Another book I have been working through is Cultivating Courage by Dr. Mary Maaga. I had the benefit of hearing one of Mary’s sermons at our church and meeting her afterward. Years ago, she was widowed with two young children and has done a lot of personal work to cultivate her courage and become the person she was created to be. Her book is written in workbook form and I find myself returning to it periodically as an ongoing study from which I glean more as time goes on.
5. I started a new hobby.
During his first rounds of chemo back in 2013, Scott started making chain mail jewelry, a hobby he’d learned as a young teen. He has become quite the artist and developed a level of skill that has created a following. I’ve had my writing and piano, but both of those pursuits had become somewhat entangled in the pressures of trying to find a way to pursue them to create an income (as we’ve always relied solely on Scott’s income).
Another thing I’ve always wanted to do was to learn to paint, particularly doing mixed media art. I’d been following a Portland artist, Kelly Rae Roberts, for about 10 years and when she offered a bundle sale on her online classes for her 10th anniversary, Scott supported me in going for it.

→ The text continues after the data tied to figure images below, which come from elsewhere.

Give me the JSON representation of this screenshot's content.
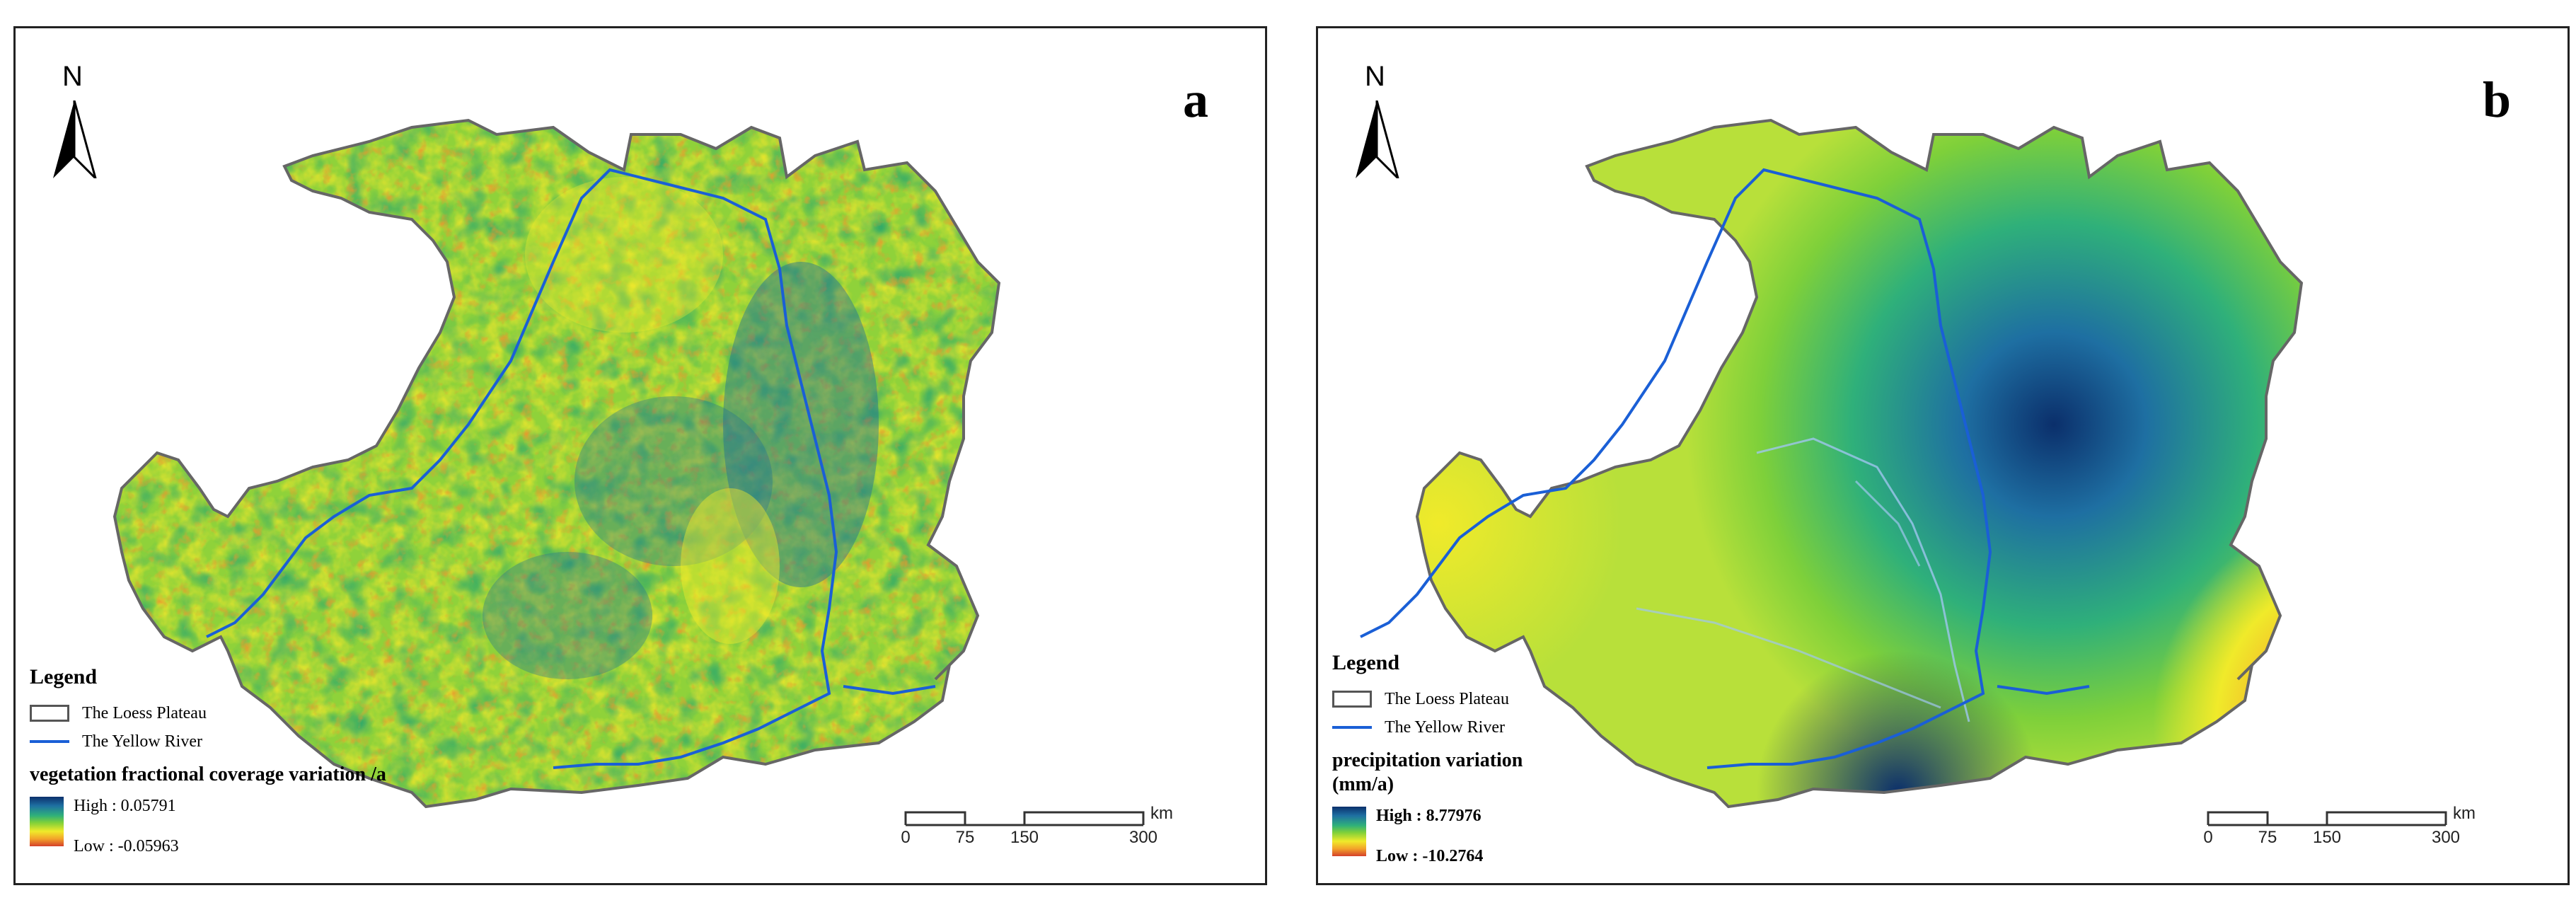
{
  "panels": [
    {
      "letter": "a",
      "north": "N",
      "legend_title": "Legend",
      "plateau_label": "The Loess Plateau",
      "river_label": "The Yellow River",
      "variable_title": "vegetation fractional coverage variation /a",
      "high_label": "High : 0.05791",
      "low_label": "Low : -0.05963",
      "scale": {
        "ticks": [
          "0",
          "75",
          "150",
          "300"
        ],
        "unit": "km"
      }
    },
    {
      "letter": "b",
      "north": "N",
      "legend_title": "Legend",
      "plateau_label": "The Loess Plateau",
      "river_label": "The Yellow River",
      "variable_title": "precipitation variation (mm/a)",
      "high_label": "High : 8.77976",
      "low_label": "Low : -10.2764",
      "scale": {
        "ticks": [
          "0",
          "75",
          "150",
          "300"
        ],
        "unit": "km"
      }
    }
  ],
  "colors": {
    "plateau_outline": "#666666",
    "yellow_river": "#1a5fd6",
    "ramp_high": "#0b2f6b",
    "ramp_mid": "#7ed03a",
    "ramp_yellow": "#f0ea2a",
    "ramp_low": "#d4402a"
  },
  "icons": [
    "north-arrow-icon"
  ]
}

Pursuing a hobby is therapeutic in itself, but I soon found that Kelly Rae’s classes were akin to art therapy, probably in no small way due to the fact that she was a social worker before she became a professional artist. Her classes have helped me on a deep level and I highly recommend them.
Whatever you are going through, if life is going swimmingly for you at the moment, you can’t go wrong by purposefully taking steps to maintain your spiritual, emotional, and physical health. Good food, fresh air, exercise, and adequate sleep are basics. Add mindfulness meditation and relaxation for an even higher quality of life. Keeping a gratitude journal and surrounding yourself with positive mementos and positive people will really boost your mood. Pursue activities that bring you joy. And finally, but perhaps most importantly, find and connect with like-minded souls—we all need each other.